A couple of months ago, I was doing my usual weekend of looking at used DVD stores when I noticed an older man staring at the stacks of used movies. He stopped and asked, “Do you mind if I ask you what movies I should get?” It turns out that his wife had recently died and he missed watching horror movies with her and wanted to bring back some memories. He had no idea how streaming worked and had just gotten a DVD player, so as we continued talking, it turned out that he really liked Barbara Steele in movies and was surprised that he could own this film. It made me feel really great that I could help someone out like this as well as realize that Ms. Steele has been bewitching men of all ages all around the world for decades.
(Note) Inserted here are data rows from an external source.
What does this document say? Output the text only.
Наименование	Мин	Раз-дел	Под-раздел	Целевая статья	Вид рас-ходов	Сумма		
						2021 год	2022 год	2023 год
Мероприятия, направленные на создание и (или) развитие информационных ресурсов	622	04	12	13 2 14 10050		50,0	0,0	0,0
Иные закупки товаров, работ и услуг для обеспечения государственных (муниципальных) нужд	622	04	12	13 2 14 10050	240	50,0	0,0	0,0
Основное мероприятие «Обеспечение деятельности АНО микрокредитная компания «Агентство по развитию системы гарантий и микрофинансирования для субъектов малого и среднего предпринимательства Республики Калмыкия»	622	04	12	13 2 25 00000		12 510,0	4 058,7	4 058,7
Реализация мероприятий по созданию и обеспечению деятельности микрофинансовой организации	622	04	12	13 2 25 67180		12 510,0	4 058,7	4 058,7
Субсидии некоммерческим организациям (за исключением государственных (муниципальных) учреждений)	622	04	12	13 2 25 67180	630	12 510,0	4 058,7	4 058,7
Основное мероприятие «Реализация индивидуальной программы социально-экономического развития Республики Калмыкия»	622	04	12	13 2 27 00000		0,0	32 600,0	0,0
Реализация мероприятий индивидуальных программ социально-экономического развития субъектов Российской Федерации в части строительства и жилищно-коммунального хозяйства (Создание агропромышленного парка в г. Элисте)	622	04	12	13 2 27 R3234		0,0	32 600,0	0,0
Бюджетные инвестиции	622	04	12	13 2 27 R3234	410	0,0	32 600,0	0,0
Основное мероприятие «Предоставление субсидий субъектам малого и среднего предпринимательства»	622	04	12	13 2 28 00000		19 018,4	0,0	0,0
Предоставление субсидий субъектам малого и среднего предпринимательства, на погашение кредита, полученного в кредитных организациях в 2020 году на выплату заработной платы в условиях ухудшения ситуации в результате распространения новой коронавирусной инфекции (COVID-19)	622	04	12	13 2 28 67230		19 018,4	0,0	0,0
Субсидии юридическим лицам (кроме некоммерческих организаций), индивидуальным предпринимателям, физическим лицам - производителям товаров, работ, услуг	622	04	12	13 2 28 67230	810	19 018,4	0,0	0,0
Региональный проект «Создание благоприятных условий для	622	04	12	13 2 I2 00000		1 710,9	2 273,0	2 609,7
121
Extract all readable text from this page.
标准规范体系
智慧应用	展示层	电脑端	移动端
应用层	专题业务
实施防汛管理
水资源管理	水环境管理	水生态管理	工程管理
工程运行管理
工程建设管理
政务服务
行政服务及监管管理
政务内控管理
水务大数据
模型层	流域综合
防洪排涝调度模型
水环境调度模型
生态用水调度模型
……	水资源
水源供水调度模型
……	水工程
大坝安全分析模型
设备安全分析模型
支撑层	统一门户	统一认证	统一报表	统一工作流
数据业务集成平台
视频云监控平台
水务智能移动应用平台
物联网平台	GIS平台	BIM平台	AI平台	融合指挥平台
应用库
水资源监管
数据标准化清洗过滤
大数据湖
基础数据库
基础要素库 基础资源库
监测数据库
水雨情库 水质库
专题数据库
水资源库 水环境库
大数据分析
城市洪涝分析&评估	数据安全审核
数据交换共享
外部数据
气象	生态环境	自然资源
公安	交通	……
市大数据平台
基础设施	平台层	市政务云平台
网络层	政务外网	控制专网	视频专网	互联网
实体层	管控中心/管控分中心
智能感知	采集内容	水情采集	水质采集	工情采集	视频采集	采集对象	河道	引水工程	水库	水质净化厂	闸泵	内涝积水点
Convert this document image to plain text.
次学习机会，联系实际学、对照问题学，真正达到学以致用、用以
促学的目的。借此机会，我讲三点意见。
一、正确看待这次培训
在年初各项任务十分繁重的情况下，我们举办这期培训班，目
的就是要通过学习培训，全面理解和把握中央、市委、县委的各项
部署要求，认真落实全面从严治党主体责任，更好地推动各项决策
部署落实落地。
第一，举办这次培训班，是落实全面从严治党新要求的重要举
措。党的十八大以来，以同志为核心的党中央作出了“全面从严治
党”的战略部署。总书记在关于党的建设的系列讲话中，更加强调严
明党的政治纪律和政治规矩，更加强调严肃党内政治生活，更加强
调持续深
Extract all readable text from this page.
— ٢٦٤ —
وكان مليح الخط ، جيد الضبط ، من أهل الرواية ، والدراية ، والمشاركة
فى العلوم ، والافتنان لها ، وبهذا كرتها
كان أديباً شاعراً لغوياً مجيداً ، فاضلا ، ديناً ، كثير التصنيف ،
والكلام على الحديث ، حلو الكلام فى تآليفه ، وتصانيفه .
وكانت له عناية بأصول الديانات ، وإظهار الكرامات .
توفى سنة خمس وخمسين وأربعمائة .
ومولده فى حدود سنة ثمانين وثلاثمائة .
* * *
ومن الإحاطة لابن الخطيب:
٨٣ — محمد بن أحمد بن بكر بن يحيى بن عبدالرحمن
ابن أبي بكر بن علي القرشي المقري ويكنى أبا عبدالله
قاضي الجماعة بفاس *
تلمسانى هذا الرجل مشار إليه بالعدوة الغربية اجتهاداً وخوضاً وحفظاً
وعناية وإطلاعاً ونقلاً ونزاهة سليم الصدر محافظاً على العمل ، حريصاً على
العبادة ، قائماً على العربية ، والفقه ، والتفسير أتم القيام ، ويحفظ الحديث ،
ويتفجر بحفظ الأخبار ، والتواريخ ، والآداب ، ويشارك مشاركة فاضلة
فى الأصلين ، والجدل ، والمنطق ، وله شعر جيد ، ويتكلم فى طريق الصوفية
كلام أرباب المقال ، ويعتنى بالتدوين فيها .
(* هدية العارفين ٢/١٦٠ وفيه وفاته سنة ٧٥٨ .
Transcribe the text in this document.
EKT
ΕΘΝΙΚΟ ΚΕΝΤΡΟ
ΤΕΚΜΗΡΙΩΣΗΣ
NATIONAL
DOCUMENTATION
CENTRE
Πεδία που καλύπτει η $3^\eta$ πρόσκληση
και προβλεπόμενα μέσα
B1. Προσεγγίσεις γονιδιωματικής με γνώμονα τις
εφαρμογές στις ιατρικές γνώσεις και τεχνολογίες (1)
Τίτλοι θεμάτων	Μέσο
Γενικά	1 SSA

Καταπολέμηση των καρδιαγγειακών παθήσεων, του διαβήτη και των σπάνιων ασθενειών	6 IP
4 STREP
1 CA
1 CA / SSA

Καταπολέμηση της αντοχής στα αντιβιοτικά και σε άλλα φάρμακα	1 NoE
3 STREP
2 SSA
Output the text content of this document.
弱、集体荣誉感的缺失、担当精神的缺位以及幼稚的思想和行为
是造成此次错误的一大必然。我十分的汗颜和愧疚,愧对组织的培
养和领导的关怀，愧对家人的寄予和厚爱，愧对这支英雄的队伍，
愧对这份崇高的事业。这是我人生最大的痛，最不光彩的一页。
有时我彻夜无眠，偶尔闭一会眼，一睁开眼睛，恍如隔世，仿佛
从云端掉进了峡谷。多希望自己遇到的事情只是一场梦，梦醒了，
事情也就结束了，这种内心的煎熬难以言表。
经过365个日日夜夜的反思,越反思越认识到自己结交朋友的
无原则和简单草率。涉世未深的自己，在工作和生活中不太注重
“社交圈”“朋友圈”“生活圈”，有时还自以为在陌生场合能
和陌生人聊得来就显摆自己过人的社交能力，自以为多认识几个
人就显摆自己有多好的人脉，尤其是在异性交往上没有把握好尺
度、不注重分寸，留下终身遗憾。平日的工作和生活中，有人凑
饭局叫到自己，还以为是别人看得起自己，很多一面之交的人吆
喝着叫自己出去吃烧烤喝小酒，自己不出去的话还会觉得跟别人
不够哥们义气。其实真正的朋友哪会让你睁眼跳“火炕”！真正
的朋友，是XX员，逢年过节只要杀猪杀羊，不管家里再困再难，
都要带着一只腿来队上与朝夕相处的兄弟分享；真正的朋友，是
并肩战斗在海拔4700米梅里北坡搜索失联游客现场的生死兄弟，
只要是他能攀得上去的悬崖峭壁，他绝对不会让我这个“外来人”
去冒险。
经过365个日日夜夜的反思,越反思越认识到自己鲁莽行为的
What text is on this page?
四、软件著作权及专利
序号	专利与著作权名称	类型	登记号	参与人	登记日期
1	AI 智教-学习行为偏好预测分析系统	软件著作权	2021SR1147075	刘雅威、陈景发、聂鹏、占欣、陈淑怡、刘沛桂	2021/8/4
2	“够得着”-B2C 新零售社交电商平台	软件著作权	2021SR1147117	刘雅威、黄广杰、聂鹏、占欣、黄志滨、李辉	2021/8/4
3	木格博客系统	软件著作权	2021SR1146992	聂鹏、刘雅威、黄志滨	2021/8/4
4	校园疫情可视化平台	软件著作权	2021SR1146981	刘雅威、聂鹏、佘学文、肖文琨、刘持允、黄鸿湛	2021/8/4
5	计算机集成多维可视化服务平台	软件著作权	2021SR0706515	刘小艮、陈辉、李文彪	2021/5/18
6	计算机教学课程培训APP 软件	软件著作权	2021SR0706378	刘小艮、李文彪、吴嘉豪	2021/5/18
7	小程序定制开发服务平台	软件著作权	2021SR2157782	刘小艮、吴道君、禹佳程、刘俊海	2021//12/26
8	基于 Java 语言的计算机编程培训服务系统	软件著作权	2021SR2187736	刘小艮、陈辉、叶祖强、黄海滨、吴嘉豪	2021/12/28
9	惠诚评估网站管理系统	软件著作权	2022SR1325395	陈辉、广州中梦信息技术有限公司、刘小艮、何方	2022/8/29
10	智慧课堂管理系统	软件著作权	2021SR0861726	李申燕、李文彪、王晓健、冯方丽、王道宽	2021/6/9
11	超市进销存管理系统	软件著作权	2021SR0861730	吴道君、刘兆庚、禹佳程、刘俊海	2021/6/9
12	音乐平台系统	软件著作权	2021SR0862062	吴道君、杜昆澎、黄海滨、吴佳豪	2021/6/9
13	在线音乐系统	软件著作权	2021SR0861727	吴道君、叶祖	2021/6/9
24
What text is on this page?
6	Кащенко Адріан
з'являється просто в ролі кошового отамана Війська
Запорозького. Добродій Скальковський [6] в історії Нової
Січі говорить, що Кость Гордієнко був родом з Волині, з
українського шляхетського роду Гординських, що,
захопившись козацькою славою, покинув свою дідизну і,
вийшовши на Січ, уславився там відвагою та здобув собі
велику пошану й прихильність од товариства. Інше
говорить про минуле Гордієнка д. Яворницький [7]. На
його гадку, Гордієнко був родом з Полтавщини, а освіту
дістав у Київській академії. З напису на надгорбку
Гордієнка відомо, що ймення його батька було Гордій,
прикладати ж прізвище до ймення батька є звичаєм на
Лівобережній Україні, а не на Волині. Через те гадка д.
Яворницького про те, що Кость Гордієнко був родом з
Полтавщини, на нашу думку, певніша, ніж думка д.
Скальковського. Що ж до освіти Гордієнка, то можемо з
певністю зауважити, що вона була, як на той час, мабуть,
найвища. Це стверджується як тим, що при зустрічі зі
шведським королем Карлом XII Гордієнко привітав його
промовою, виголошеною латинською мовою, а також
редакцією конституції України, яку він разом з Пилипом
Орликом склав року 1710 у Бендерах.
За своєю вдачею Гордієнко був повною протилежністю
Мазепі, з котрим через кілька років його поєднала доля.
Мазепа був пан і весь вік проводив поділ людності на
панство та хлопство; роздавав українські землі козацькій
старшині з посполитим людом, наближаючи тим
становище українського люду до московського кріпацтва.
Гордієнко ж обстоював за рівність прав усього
This is the kind of gothic madness that I love so much, starting with Stephen Arrowsmith (Paul Muller, Malenka) discovering his wife Muriel (Steele) having the gardner plant some seeds inside her. He shoves a hot poker in the man’s face, burns her with acid and then electrocutes both of them before removing their hearts and gviing their blood to de-age his servant Solange (Helga Liné!). And then he finds out that he isn’t the heir to the castle — it turns out that Muriel has an identical sister named Jenny (also Steele) who is mentally deranged but will become his new bride.
I’m in. All in.
Stephen and Solange begin to gaslight Jenny but she has the ghosts of the dead lovers on her side, as well as Dr. Derek Joyce (Marino Masé, The Red Queen Kills Seven Times). This movie looks beyond beautiful and really allows Steele to showcase her acting skills (and her piercing eyes).
“If you’re gonna scream, scream with me,” sang Glenn Danzig in the Misfits’ “Hybrid Moments,” which was inspired by this movie. Nightamre Castle is everything great about black and white gothic melodrama and I just want to live within every frame of this film. It’s also the first horror score that Ennio Morricone would write.
You have so many choices to see this. For the easy way, just stream it on Tubi. Or you can do what I did and buy the Severin blu ray, which has commentary by Steele, an interview with Caiano and Castle of Blood and Terror Creatures from the Grave included.